Of course, the novelty must work on the palate. The inventions must contribute to improving the beer. If a brewer has tried something new and it works, that’s something to behold, and worthy of our respect.

Putting it All Together

I’m arguing for a more holistic sense of “good” when we consider beer. Yes, the beer should be well-conceived and well-made. If the brewer has made beer of a particular style, it should contain the elements of that style. But beyond that, really good beer has characteristics of excellence that are purely aesthetic. But, far from being unknowable, we can identify them and look for them.

If this seems inscrutable, overly fussy, or just wrong, I invite you to test it with a beer you particularly admire. Go back to a pint and try this method. If you’re actively looking for balance, refinement, and so on, can you find it? Maybe this isn’t the best framework, but I think we need some framework.

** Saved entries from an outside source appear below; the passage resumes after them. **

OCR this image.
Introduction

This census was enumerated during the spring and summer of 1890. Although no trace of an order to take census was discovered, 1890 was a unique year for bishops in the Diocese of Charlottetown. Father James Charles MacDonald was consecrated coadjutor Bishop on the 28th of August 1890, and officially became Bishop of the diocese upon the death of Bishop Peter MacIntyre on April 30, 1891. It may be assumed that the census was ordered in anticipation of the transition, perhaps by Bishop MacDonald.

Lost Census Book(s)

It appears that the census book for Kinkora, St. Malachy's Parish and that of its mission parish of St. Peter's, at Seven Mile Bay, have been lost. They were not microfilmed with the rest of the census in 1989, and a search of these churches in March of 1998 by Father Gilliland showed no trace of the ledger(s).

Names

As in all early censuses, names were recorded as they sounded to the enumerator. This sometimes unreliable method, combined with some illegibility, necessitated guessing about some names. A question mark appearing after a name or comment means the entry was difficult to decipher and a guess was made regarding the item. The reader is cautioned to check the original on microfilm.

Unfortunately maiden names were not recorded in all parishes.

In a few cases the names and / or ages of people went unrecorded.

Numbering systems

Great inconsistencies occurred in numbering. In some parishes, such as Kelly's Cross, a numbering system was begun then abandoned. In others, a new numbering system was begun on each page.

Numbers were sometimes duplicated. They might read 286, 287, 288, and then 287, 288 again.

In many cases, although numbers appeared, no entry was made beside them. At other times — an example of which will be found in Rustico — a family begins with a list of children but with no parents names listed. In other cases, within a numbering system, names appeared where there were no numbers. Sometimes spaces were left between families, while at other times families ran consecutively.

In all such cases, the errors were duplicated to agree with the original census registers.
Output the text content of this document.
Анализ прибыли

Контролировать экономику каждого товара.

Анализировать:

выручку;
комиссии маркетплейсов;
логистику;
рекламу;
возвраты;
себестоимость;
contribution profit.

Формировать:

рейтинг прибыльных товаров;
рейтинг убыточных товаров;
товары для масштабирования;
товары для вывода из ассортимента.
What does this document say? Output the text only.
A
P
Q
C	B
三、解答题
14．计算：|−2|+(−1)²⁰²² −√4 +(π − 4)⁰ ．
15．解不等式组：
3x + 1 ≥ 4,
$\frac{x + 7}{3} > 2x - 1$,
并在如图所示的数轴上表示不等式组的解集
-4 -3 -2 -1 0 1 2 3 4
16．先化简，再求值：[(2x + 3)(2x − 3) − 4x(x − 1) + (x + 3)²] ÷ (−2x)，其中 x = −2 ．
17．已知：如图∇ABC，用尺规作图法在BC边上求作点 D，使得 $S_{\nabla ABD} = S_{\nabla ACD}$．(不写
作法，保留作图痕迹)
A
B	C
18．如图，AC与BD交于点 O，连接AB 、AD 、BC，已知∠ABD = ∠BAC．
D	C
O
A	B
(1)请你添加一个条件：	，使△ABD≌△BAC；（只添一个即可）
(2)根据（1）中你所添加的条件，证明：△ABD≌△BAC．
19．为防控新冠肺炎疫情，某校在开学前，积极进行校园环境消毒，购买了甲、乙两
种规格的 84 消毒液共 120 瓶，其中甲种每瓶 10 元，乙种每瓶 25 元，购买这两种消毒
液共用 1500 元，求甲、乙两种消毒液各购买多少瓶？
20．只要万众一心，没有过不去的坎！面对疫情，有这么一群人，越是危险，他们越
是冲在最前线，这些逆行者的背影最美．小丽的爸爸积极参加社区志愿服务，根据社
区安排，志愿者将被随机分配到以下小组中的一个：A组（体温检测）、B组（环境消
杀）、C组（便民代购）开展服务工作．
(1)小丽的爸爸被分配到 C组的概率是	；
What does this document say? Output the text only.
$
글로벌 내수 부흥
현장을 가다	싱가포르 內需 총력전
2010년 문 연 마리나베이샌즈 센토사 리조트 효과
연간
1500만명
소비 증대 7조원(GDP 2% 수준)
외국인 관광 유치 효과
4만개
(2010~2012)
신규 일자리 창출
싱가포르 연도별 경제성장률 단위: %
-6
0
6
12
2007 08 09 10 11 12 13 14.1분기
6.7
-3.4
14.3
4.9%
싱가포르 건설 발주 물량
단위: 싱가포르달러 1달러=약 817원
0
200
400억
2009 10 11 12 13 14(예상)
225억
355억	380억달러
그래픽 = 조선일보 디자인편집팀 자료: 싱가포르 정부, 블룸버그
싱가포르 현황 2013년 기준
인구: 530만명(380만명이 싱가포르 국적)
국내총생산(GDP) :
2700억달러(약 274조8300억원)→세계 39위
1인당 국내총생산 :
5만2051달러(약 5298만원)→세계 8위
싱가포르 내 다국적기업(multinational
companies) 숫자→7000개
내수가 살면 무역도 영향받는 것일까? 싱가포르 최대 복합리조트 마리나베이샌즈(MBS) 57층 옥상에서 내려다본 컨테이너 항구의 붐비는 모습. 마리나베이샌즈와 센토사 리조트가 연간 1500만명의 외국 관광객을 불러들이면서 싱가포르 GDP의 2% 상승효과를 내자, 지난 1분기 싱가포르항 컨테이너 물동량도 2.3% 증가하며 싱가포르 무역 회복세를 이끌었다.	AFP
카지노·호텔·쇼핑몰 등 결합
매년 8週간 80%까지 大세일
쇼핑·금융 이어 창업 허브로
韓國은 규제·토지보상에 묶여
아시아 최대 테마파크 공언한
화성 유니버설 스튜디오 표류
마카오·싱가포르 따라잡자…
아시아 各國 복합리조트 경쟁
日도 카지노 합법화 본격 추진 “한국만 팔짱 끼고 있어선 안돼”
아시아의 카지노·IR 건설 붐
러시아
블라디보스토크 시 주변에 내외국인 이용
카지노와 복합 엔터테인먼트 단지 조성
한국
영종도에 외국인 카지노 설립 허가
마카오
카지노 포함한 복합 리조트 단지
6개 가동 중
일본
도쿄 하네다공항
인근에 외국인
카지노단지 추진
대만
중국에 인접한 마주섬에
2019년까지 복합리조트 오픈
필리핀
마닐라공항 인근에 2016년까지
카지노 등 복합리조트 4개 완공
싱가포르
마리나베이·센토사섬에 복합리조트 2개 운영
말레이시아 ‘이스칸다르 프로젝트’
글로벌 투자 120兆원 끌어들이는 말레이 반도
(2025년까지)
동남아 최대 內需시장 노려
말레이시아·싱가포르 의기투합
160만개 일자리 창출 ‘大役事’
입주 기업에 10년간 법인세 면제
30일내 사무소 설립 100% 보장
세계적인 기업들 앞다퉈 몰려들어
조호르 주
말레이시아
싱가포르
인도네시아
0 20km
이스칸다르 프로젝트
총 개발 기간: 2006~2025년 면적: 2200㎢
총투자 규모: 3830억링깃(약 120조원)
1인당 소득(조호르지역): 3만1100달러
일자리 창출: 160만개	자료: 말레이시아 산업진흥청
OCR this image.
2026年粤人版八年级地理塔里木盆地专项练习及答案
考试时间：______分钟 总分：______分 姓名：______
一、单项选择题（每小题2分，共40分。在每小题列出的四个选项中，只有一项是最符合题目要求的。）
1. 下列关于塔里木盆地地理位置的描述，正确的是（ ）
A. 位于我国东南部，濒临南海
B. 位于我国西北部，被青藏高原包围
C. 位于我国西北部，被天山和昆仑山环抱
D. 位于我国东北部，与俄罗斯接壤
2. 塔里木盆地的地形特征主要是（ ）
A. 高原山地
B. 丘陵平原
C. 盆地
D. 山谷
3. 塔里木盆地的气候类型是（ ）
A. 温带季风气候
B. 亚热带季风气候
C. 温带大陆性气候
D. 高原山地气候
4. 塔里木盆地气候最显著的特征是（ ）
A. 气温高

In a couple hours, Patrick and I will sit down with a fair slate of IPAs we’re going to taste for the podcast. We have hazies, classic West Coast IPAs, juicy IPAs, and some that contain multiple elements. Will it be hard to assess them across types? I’m not worried. We understand what a hazy IPA is supposed to be and we can assess whether the examples we have are well-made. More importantly, we can look for those subjective qualities that elevate the spectacular IPAs above the merely good. It’s not an exact science, but neither is it pure, blind opinion, either.